On Ohio State’s campus Cardinal Health partners with the College of Pharmacy to produce educational materials on how to safely consume prescription drugs. Credit: Jack Westerheide | Photo Editor

On Ohio State’s campus, Cardinal Health partners with the College of Pharmacy to produce educational materials on how to safely consume prescription drugs. Nationally, Cardinal Health funded efforts for a recently passed bill which essentially makes it close to impossible for the United States Drug Enforcement Administration to freeze suspicious drug shipments, according to a recent investigation by the Washington Post and “60 Minutes.”

Ohio State’s pharmacy college began Generation Rx, its program with Cardinal Health, in 2007 and the school formed a partnership with the central Ohio drug distributor and health-care company in 2009.

On its website, Generation Rx provides students with educational materials made by Ohio State and Cardinal Health, which is available for the public to use and learn about the danger of misusing prescription meds. Since its inception, Generation Rx has reached 6 million people, according to a college of pharmacy spokesperson.

Cardinal Health contributed a total of $1 million from 2014 to 2016 to fund lobbying efforts for the Ensuring Patient Access and Effective Drug Enforcement Act and other bills, which, according to the Post/“60 Minutes” report, “weaken aggressive DEA enforcement efforts against drug distribution companies that were supplying corrupt doctors and pharmacists who peddled narcotics to the black market.”

Cardinal Health’s history with the DEA is rocky. The company paid a $34 million fine for filing suspicious online drug orders after a DEA investigation in 2008; in 2011 it was investigated once again for sending millions of doses of oxycodone to a small number of Florida pharmacies, according to the Post/“60 Minutes” report.

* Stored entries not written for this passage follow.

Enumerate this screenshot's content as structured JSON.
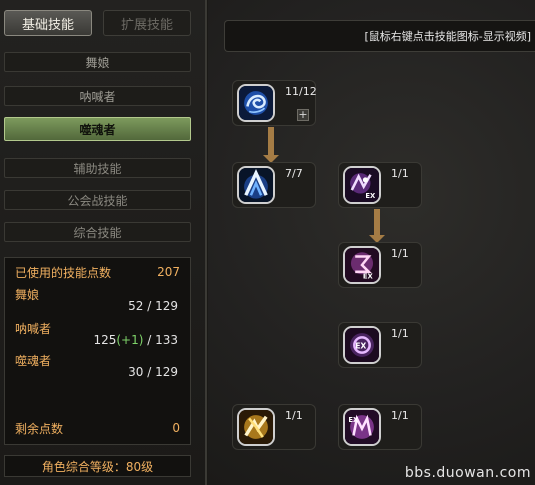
{
  "tabs": {
    "basic": "基础技能",
    "extended": "扩展技能"
  },
  "classes": {
    "dancer": "舞娘",
    "shouter": "呐喊者",
    "soul_eater": "噬魂者"
  },
  "categories": {
    "support": "辅助技能",
    "guild_war": "公会战技能",
    "general": "综合技能"
  },
  "stats": {
    "used_label": "已使用的技能点数",
    "used_value": "207",
    "dancer_label": "舞娘",
    "dancer_value": "52 / 129",
    "shouter_label": "呐喊者",
    "shouter_base": "125",
    "shouter_bonus": "(+1)",
    "shouter_max": " / 133",
    "soul_label": "噬魂者",
    "soul_value": "30 / 129",
    "remaining_label": "剩余点数",
    "remaining_value": "0"
  },
  "level_text": "角色综合等级：80级",
  "hint": "[鼠标右键点击技能图标-显示视频]",
  "skills": [
    {
      "level": "11/12",
      "icon": "wind-swirl-icon",
      "plus": "+"
    },
    {
      "level": "7/7",
      "icon": "blue-arch-icon"
    },
    {
      "level": "1/1",
      "icon": "ex-dance-icon"
    },
    {
      "level": "1/1",
      "icon": "ex-pink-icon"
    },
    {
      "level": "1/1",
      "icon": "ex-orb-icon"
    },
    {
      "level": "1/1",
      "icon": "golden-burst-icon"
    },
    {
      "level": "1/1",
      "icon": "ex-demon-icon"
    }
  ],
  "colors": {
    "accent_green": "#7d9a5d",
    "orange_text": "#f0b060",
    "bonus_green": "#7fd46a"
  },
  "watermark": "bbs.duowan.com"
}
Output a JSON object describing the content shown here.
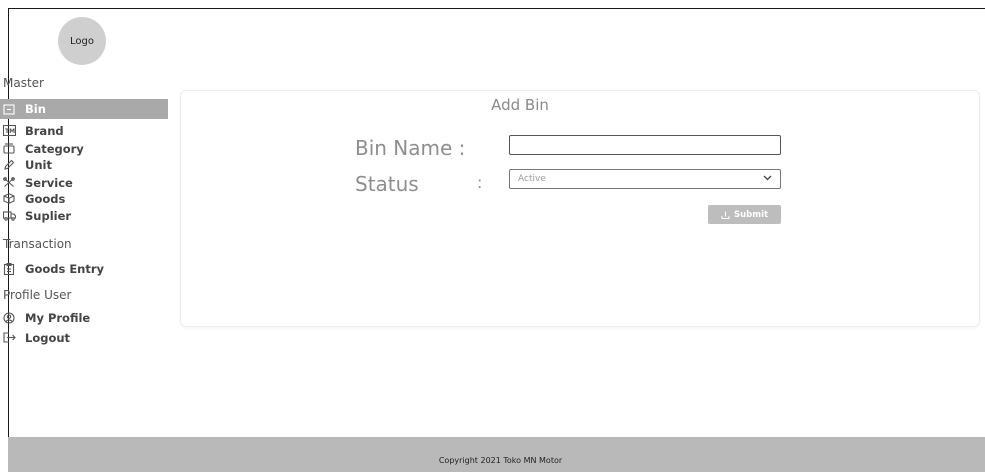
{
  "logo": {
    "label": "Logo"
  },
  "sidebar": {
    "master_heading": "Master",
    "master_items": [
      {
        "label": "Bin",
        "icon": "bin-icon",
        "active": true
      },
      {
        "label": "Brand",
        "icon": "trademark-icon"
      },
      {
        "label": "Category",
        "icon": "category-icon"
      },
      {
        "label": "Unit",
        "icon": "pencil-icon"
      },
      {
        "label": "Service",
        "icon": "tools-icon"
      },
      {
        "label": "Goods",
        "icon": "box-icon"
      },
      {
        "label": "Suplier",
        "icon": "truck-icon"
      }
    ],
    "transaction_heading": "Transaction",
    "transaction_items": [
      {
        "label": "Goods Entry",
        "icon": "clipboard-icon"
      }
    ],
    "profile_heading": "Profile User",
    "profile_items": [
      {
        "label": "My Profile",
        "icon": "user-circle-icon"
      },
      {
        "label": "Logout",
        "icon": "logout-icon"
      }
    ]
  },
  "form": {
    "title": "Add Bin",
    "bin_name_label": "Bin Name :",
    "bin_name_value": "",
    "status_label": "Status",
    "status_colon": ":",
    "status_value": "Active",
    "submit_label": "Submit"
  },
  "footer": {
    "copyright": "Copyright 2021 Toko MN Motor"
  },
  "colors": {
    "active_item_bg": "#a9a9a9",
    "footer_bg": "#b9b9b9",
    "submit_bg": "#bdbdbd"
  }
}
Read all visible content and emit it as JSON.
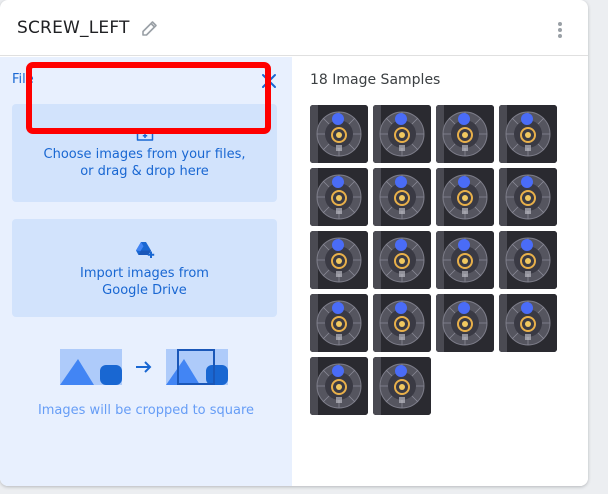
{
  "header": {
    "class_name": "SCREW_LEFT",
    "edit_icon": "pencil-icon",
    "more_icon": "more-vert-icon"
  },
  "upload_panel": {
    "section_label": "File",
    "close_icon": "close-icon",
    "upload_option": {
      "icon": "folder-add-icon",
      "line1": "Choose images from your files,",
      "line2": "or drag & drop here"
    },
    "drive_option": {
      "icon": "google-drive-add-icon",
      "line1": "Import images from",
      "line2": "Google Drive"
    },
    "crop_note": "Images will be cropped to square"
  },
  "samples": {
    "title": "18 Image Samples",
    "count": 18
  },
  "colors": {
    "accent": "#1967d2",
    "panel_bg": "#e8f0fe",
    "option_bg": "#d2e3fc",
    "highlight": "#ff0000"
  }
}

The opioid epidemic has ravaged the country. Since 1999, opioid overdoses have quadrupled, according to the Centers for Disease Control and Prevention. Ohio has been hit particularly hard. In 2016, there were 3,495 unintentional opioid deaths. In 2008, the year Cardinal Health paid its $34 million fine, there were 733.

Cardinal Health released a statement upon the report’s publication, on its values and efforts to combat the opioid epidemic. It lists the Ohio State partnership and Generation Rx as a “prioritized activity” the company puts forth, because it’s “the right thing to do.”

“Prescription medications can help us live longer and healthier lives, but any medication has the potential to do harm – especially when misused,” the Generation Rx website states. The website goes on to explain the “perfect storm” that led to the opioid epidemic, which has three causes, one of them being easy access to medication.

The website lists normalization of medication and misperceptions and legality as the other causes of the epidemic.

“Generation Rx strives to enhance medication safety by educating people of all ages about the potential dangers of misusing prescription medications,” Ben Johnson, an Ohio State spokesman, said in an email. “Ohio State is grateful for all the Central Ohio businesses that support research and educational initiatives at the university.”

In the medical exchange of prescription opioids, there are three main parties: doctors who write prescriptions, pharmacists who fill the prescriptions and distributors who provide the drugs. Drug distributors have received backlash for not properly alerting regulators to “suspicious” orders.

For instance, Cardinal supplied 309,000 opioid pills to the town of Van, West Virginia, over a period of two years, according to the Charleston Gazette-Mail. Van has a population of about 200 people.

“It’s two things: either [the drug companies] knew what was going on and didn’t care or they were too lazy and negligent and could care less,” said attorney Robert Peirce.

His law firm Robert Peirce & Associates P.C. Peirce is currently suing 23 drug companies and individuals — one of which is Cardinal Health — on behalf of Beaver County, Pennsylvania, for repayment of damages the county asserts the opioid crisis has caused.

“They just fill every order that came and didn’t bother to see where it was going,” Peirce said.

Ohio State’s partnership with Cardinal isn’t entirely surprising given that it is one of central Ohio’s largest businesses and employers.

In addition to Generation Rx, Ohio State opened a Translational Research Center for Molecular Imaging Pharmaceuticals in 2014 as part of a “public-private partnership” between the university and Cardinal, according to an Ohio State news release. The 27,000-square-foot West Campus facility cost $13 million.

The center supports more than 80 employees ranging from Ohio State researchers to Cardinal Health radiopharmaceutical — drugs with radioactivity — manufacturing personnel.

The drug company also has a partnership with the Fisher College of Business. The Academy for Excellence in Health Care brings teams from various organizations together for a week to solve issues in their business, such as patient safety, according to a promotional video on the academy’s website.

Additionally, University President Michael Drake plays in a band with Cardinal chairman and CEO, George Barrett.

Cardinal Health declined to comment on its relationship with Ohio State and its role in the passing of the Ensuring Patient Access and Effective Drug Enforcement Act.